A parallel plate capacitor has a capacitance $$C = 200$$ pF. It is connected to $$230$$ V ac supply with an angular frequency $$300$$ rad s$$^{-1}$$. The rms value of conduction current in the circuit and displacement current in the capacitor respectively are :

The problem asks to find the rms values of conduction and displacement currents for a capacitor connected to an AC supply.

For a pure capacitor in an AC circuit, the rms conduction current is given by $$I_{\text{rms}} = \omega C V_{\text{rms}}$$.

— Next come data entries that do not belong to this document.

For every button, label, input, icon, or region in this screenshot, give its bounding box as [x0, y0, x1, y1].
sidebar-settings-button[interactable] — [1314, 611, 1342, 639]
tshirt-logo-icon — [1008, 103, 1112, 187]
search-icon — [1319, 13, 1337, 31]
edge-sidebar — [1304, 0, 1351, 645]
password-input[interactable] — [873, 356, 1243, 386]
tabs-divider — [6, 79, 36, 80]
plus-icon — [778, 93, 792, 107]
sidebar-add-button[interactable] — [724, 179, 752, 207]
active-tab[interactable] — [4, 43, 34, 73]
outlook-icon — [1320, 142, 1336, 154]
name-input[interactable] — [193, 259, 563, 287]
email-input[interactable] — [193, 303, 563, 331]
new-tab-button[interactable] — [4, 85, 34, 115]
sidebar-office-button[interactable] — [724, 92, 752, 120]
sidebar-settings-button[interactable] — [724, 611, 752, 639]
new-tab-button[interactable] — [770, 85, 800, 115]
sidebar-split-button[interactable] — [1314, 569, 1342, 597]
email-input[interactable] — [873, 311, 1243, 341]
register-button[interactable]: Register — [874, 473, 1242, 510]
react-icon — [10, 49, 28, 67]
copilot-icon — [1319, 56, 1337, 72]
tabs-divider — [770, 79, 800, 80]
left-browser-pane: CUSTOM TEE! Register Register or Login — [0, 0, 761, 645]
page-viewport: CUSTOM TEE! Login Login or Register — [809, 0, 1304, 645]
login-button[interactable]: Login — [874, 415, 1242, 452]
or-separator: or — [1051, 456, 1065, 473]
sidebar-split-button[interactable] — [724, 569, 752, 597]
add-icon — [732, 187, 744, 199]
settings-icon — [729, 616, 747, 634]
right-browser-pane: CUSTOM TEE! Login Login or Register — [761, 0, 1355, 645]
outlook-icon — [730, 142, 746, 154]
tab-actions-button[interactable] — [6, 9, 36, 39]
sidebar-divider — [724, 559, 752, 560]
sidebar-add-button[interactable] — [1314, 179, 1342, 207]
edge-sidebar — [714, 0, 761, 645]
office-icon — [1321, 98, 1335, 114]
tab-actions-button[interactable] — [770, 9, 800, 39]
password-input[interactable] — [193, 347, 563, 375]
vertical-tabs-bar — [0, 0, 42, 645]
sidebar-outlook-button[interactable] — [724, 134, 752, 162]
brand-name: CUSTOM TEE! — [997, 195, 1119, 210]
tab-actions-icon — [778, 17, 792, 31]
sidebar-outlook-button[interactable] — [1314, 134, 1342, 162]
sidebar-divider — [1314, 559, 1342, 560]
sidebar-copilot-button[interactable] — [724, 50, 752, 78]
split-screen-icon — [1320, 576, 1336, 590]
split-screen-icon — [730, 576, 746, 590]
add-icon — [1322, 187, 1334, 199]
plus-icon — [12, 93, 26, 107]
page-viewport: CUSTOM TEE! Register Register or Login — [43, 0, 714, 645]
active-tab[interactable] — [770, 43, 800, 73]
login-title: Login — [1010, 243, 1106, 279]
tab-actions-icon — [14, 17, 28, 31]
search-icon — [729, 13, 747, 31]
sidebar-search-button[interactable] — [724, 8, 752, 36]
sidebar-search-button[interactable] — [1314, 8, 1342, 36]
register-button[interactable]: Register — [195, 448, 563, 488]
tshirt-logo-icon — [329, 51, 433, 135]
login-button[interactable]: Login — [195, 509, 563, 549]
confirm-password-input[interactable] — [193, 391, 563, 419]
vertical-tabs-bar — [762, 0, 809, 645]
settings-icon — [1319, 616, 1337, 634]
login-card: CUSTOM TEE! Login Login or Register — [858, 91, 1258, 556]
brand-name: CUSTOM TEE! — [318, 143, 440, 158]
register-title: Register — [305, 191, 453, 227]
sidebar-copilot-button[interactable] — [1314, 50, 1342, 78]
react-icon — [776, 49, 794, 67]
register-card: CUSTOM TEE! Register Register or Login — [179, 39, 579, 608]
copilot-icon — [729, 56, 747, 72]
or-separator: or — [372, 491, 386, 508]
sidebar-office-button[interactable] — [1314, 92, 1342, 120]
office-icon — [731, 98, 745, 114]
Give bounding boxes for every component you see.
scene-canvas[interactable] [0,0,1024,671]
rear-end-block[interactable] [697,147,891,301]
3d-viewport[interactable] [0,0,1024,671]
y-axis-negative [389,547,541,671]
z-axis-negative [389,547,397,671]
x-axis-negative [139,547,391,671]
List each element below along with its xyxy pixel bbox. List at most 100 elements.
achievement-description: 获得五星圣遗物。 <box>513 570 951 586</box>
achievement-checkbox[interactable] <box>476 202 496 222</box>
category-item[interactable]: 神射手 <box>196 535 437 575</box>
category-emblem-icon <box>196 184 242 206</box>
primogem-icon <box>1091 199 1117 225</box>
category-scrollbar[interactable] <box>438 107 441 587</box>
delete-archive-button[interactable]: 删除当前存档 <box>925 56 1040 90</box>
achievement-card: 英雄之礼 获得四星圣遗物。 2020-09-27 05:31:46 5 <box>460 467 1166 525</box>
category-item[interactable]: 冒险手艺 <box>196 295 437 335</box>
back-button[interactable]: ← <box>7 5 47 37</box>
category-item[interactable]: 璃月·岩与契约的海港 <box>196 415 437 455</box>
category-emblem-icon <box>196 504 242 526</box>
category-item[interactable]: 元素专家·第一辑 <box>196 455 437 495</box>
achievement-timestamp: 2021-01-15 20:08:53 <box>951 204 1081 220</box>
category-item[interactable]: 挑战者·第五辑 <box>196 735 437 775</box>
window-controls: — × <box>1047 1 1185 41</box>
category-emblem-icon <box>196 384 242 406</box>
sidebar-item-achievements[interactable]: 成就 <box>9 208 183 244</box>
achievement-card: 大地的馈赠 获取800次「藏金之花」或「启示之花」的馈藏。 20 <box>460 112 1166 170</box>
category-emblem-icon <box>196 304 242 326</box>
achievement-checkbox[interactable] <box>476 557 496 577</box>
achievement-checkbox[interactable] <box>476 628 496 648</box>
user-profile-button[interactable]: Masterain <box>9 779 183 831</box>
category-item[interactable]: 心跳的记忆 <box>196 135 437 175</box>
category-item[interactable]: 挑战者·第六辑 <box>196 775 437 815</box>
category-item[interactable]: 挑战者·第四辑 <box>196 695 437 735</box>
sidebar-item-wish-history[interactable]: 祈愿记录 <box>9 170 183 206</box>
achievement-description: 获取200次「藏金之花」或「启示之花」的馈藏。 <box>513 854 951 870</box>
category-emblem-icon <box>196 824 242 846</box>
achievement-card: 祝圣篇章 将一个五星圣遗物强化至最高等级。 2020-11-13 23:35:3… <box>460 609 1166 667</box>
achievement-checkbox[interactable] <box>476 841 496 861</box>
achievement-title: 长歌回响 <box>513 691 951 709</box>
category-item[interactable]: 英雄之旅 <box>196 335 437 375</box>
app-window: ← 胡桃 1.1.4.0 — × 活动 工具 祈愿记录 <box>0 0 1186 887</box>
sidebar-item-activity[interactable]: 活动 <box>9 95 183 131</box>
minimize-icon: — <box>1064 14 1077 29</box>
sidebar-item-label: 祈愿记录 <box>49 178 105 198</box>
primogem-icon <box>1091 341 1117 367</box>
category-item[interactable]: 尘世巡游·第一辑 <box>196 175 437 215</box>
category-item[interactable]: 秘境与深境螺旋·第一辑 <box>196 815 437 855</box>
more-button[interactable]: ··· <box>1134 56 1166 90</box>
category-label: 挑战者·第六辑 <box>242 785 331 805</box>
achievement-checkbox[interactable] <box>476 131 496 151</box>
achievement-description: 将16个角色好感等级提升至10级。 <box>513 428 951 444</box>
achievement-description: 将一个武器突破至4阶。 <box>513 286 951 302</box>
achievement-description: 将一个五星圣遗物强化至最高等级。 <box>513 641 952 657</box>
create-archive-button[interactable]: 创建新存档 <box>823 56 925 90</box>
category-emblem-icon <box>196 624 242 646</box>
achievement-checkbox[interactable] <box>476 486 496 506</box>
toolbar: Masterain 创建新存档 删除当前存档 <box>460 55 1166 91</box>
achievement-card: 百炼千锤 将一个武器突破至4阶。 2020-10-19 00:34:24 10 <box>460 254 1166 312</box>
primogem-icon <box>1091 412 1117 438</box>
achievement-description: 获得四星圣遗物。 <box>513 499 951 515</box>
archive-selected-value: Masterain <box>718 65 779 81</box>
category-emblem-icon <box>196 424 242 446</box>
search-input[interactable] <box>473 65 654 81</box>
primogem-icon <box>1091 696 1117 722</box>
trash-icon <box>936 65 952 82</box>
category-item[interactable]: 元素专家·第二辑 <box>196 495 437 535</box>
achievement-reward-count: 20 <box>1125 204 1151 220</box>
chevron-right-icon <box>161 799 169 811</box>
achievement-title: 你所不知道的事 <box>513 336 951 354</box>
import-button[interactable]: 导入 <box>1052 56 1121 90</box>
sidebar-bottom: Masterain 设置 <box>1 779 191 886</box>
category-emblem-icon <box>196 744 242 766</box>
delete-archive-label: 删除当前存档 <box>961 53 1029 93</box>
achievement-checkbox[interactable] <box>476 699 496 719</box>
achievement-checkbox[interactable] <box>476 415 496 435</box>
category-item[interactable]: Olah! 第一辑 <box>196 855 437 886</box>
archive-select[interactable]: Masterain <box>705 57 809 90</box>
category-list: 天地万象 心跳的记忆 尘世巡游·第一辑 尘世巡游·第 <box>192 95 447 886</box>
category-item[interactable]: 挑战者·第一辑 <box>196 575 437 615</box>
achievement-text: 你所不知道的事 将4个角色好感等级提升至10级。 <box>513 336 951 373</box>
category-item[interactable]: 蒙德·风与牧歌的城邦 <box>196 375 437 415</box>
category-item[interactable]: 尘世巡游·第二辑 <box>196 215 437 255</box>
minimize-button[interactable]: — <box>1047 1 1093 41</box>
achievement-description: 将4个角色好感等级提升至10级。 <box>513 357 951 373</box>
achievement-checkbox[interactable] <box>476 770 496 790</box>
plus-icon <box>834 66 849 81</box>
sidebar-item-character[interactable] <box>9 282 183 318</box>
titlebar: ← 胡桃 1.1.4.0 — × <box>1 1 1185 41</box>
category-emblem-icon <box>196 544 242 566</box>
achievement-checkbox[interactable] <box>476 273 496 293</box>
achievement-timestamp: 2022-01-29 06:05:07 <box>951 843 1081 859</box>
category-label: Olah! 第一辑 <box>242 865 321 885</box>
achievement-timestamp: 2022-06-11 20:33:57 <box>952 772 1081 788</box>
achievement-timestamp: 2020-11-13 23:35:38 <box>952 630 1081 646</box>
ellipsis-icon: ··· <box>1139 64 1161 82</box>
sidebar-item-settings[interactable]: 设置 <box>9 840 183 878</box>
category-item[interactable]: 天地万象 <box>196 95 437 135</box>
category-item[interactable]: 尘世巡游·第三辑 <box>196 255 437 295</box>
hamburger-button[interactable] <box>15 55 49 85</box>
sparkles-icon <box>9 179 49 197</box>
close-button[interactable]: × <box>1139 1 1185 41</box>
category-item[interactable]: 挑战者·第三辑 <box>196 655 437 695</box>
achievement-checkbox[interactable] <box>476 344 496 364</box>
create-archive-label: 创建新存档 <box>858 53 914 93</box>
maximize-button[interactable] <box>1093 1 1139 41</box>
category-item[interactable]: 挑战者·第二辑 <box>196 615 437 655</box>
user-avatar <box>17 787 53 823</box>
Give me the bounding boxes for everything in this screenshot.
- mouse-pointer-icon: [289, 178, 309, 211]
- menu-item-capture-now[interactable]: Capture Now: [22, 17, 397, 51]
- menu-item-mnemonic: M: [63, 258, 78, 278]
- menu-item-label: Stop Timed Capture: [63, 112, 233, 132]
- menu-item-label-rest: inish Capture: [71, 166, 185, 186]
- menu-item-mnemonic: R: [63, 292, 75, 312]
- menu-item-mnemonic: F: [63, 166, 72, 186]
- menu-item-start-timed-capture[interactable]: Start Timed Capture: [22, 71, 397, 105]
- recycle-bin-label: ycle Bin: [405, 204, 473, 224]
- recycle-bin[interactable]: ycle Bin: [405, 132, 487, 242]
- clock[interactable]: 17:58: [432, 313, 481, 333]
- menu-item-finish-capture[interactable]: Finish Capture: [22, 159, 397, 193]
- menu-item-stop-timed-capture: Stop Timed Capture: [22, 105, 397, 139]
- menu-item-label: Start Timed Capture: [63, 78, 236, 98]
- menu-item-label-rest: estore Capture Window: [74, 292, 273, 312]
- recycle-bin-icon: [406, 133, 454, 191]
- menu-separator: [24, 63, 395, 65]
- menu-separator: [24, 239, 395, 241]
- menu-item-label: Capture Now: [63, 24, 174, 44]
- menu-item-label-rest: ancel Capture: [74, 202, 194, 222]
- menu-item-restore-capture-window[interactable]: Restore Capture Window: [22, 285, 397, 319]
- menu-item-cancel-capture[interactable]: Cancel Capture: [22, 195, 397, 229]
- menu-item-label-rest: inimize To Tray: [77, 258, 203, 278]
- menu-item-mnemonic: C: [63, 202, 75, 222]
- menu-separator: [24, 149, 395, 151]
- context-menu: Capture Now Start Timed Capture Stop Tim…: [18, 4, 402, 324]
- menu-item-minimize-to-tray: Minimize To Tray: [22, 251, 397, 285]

Substituting the values $$\omega = 300$$ rad/s, $$C = 200\text{ pF} = 200\times10^{-12}\text{ F}$$, and $$V_{\text{rms}} = 230$$ V into this expression yields

$$I_{\text{rms}} = 300 \times 200 \times 10^{-12} \times 230$$

$$ = 300 \times 200 \times 230 \times 10^{-12} = 13{,}800{,}000 \times 10^{-12} = 13.8 \times 10^{-6}\text{ A} = 13.8\ \mu\text{A}$$

According to Maxwell's equations, the displacement current in a capacitor equals the conduction current in the external circuit because the changing electric field between the plates creates a displacement current $$I_d = \epsilon_0 \frac{d\Phi_E}{dt}$$ that exactly matches the conduction current, ensuring continuity of current in the circuit.

Therefore, the rms displacement current in the capacitor is also $$13.8\ \mu\text{A}$$.

The correct answer is Option D: 13.8 $$\mu$$A and 13.8 $$\mu$$A.